Do not seek revenge or bear a grudge against anyone among your people, but love your neighbour as yourself.  I am the LORD.

 

Matthew 22.34-40

34 Hearing that Jesus had silenced the Sadducees, the Pharisees got together.  35 One of them, an expert in the law, tested him with this question: 36 “Teacher, which is the greatest commandment in the Law?”

37 Jesus replied: “‘Love the Lord your God with all your heart and with all your soul and with all your mind.’  38 This is the first and greatest commandment.  39 And the second is like it: ‘Love your neighbor as yourself.’  40 All the Law and the Prophets hang on these two commandments.”

 

This past weekend I was able to go camping with the Explore group from church.  Dads and their 7-16 year-old kids.  We were able to spend time in the edge of the mountains.  Seeing the beauty of the mountains.  The fresh streams flowing down.  The natural sounds of chain saws preparing firewood for the campfires.  The friendliness of other campers walking in the park areas and on the paths up the mountain.  Peaceful, relaxing, quiet, and the noise of kids running and enjoying a few days away from the glare of technology.

We see in the group gathered the contrast in our life stages.  Four of us in the age of kids grown and out of the house.  Looking at the later years of working, one retired.  Looking back fondly at those years when we had the kids in our homes.

Several dads in the busyness of working and raising kids.  Busier, but still more energy than some of us.  In the midst of life with their families.
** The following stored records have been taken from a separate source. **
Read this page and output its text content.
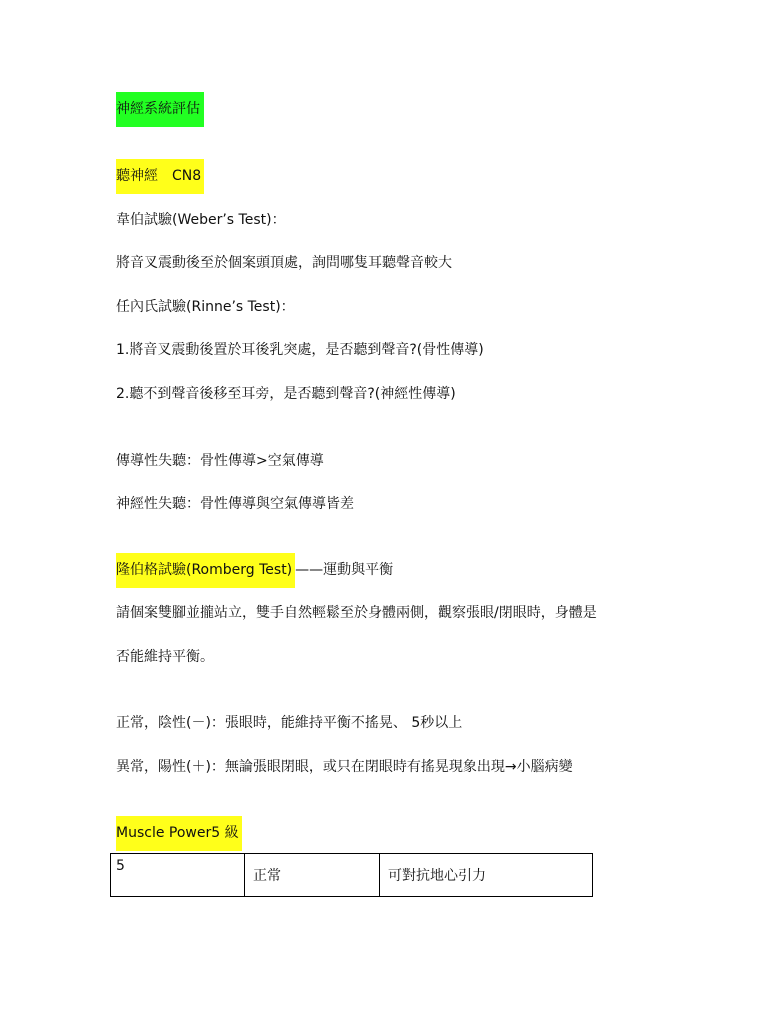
神經系統評估
聽神經　CN8
韋伯試驗(Weber’s Test)：
將音叉震動後至於個案頭頂處，詢問哪隻耳聽聲音較大
任內氏試驗(Rinne’s Test)：
1.將音叉震動後置於耳後乳突處，是否聽到聲音?(骨性傳導)
2.聽不到聲音後移至耳旁，是否聽到聲音?(神經性傳導)
傳導性失聽：骨性傳導>空氣傳導
神經性失聽：骨性傳導與空氣傳導皆差
隆伯格試驗(Romberg Test) ——運動與平衡
請個案雙腳並攏站立，雙手自然輕鬆至於身體兩側，觀察張眼/閉眼時，身體是
否能維持平衡。
正常，陰性(－)：張眼時，能維持平衡不搖晃、 5秒以上
異常，陽性(＋)：無論張眼閉眼，或只在閉眼時有搖晃現象出現→小腦病變
Muscle Power5 級
5	正常	可對抗地心引力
A large number of kids.  I didn’t count the actual number.  Looking forward to life.  Enjoying the life of freedom, and the incarceration of school life.  But looking forward.  Not yet knowing what the future of adulthood and work will look like.

We started Sunday with a short talk together about that issue of the future.  The age-old question: “What do you want to be…?”  Do you think that people are all doing the things that we expected when we were young?  And when we look back, most are in different places than we thought we might be when we looked ahead from childhood.

What about those people working the jobs we didn’t want, or still don’t want?  How do we respect the people taking care of the community and creation in ways we want to avoid?  Ways we certainly need.  Who would want to live in a world where no one took the trash from our bins each week?  Who would like to forego having people clean the washrooms in public places?  Or have no one clean dishes in the restaurants we want to visit?  How do we respect and show appreciation for those who do the jobs we don’t want?  What does it say about our following this command God gave to the people a few thousand years ago, which Jesus repeats in the gospels?  How do we show love for our neighbours?

Next time we see someone working in ways that differ from our own – stores, restaurants, drivers, think of what we each don’t want to do – see the value of one who is taking part in the good of the community.  Look up to those who serve us and serve with us.  God working in them as they do work in God’s world.